Le lettré de l'ère Taiyuan

 

 

Le Soushenji , éd. illustrée des Qing

 

 

Sous les Jin, pendant l’ère Taiyuan [3], un lettré maria sa fille à un homme d'un village voisin. Le jour de la noce, la famille du marié envoya chercher la mariée, celle de la mariée envoya aussi ses gens et ordonna à son frère cadet de l’accompagner. A leur arrivée, la belle demeure à double portail et multiples pavillons leur apparut comme une résidence de noble famille. Sous la galerie à colonnades étaient suspendues des lanternes, et une servante à la mise soignée y était de garde pour les accueillir. La chambre des jeunes mariés, à l’arrière, était décorée de somptueuses tentures. Comme la nuit tombait, la jeune femme vint se blottir en pleurs dans les bras de sa nourrice, sans pouvoir dire un mot. La nourrice alla se cacher dans la chambre derrière les rideaux et, tendant la main pour tâter le lit à la dérobée, sentit sous ses doigts un serpent enroulé autour de la jeune femme, de la taille de plusieurs piliers.
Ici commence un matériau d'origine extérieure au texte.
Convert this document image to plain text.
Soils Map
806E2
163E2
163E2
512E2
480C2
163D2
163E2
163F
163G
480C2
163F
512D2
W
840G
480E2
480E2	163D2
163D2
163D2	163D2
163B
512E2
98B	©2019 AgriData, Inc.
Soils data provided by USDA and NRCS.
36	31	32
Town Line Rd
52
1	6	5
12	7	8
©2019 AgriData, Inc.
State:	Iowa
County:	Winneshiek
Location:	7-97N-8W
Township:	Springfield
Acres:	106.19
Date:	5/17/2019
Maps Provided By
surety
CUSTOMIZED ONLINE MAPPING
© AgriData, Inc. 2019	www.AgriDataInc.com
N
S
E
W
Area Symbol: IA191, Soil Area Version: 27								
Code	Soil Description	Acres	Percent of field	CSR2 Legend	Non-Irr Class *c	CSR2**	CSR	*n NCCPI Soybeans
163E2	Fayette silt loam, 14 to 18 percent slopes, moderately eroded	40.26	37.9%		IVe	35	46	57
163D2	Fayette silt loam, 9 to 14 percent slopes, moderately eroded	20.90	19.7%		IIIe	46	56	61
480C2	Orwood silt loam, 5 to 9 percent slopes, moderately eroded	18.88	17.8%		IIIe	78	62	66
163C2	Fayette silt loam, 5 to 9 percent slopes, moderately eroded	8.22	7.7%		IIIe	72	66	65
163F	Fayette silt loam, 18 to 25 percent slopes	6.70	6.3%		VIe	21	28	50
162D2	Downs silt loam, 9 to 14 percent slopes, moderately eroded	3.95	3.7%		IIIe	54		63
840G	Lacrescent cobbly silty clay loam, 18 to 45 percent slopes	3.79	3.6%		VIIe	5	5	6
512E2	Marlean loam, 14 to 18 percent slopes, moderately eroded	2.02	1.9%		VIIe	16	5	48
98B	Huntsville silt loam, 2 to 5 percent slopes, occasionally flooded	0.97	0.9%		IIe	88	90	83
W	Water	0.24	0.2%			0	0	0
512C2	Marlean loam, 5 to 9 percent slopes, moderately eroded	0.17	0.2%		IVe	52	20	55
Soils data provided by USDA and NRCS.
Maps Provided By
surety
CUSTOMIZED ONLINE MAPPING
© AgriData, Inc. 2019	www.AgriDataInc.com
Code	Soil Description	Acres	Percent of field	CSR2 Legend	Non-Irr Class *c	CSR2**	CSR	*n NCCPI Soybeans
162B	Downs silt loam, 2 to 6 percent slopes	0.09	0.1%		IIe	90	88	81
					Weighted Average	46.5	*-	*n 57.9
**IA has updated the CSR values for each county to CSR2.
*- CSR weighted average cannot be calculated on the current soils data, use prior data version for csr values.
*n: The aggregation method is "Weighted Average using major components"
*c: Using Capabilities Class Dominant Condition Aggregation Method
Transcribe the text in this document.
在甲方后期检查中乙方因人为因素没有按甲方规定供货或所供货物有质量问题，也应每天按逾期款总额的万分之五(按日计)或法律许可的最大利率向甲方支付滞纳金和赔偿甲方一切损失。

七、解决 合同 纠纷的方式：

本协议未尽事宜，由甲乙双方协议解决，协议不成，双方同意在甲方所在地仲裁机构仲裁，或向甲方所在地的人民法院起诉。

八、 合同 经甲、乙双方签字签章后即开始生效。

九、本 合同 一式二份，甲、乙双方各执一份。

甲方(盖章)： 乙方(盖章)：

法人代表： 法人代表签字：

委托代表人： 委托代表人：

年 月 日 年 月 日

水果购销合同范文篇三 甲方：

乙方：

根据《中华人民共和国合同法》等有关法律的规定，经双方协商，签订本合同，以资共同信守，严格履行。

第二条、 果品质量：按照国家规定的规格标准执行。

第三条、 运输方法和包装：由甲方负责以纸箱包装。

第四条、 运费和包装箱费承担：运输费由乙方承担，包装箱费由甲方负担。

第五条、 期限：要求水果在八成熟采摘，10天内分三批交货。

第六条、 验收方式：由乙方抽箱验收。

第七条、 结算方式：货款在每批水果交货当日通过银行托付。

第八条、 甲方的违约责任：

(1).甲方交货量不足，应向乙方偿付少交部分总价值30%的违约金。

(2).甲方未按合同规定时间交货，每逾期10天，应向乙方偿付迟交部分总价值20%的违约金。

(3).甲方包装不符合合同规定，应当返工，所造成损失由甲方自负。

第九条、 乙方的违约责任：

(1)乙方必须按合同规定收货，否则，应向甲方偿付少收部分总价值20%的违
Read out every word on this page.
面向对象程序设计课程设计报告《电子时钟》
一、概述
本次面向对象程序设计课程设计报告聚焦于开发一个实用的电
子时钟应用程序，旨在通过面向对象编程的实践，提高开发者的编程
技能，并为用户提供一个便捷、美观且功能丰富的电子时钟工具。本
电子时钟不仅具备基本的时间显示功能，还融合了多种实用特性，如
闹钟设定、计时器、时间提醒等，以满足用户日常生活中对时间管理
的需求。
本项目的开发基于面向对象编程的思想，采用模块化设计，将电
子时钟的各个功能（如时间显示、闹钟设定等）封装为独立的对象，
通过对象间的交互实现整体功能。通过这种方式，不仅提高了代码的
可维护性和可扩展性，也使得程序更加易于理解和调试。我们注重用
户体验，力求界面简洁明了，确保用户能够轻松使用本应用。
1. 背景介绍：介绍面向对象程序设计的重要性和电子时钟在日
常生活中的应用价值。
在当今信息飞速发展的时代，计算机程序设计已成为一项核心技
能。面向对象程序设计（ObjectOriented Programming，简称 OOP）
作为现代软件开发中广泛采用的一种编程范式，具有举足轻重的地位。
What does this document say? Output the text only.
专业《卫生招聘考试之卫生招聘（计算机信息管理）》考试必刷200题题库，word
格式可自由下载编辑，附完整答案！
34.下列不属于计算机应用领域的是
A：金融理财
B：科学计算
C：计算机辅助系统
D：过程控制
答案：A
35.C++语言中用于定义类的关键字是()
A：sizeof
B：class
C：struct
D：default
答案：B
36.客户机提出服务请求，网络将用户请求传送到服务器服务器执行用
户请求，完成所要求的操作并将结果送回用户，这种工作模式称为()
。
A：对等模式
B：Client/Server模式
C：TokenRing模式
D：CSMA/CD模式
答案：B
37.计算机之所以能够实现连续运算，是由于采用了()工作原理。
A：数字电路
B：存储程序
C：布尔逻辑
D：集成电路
La nourrice s’enfuit effrayée. Les servantes, dans la galerie, étaient des petits serpents, et les lanternes des yeux de serpents. 

 

(Extrait du Soushenji 《搜神紀》- ou "À la recherche des esprits" -   recueil de plus de 450 anecdotes relevant du surnaturel compilé par Gan Bao 干寶 (317-420, dyn. des Jin ).

 

Traduction de Zhang Rui et Pauline Seguin, relue et annotée par Brigitte Duzan

 


[2] Dans la Chine ancienne, les nuits étaient divisées en « veilles » (gēng) de deux heures, la deuxième correspondant à la période allant de 21 h à 23 heures.

[3] C’est-à-dire pendant les années 376-396  de la dynastie des Jin de l’Est (317-420), sous l’empereur Xiaowu (孝武帝).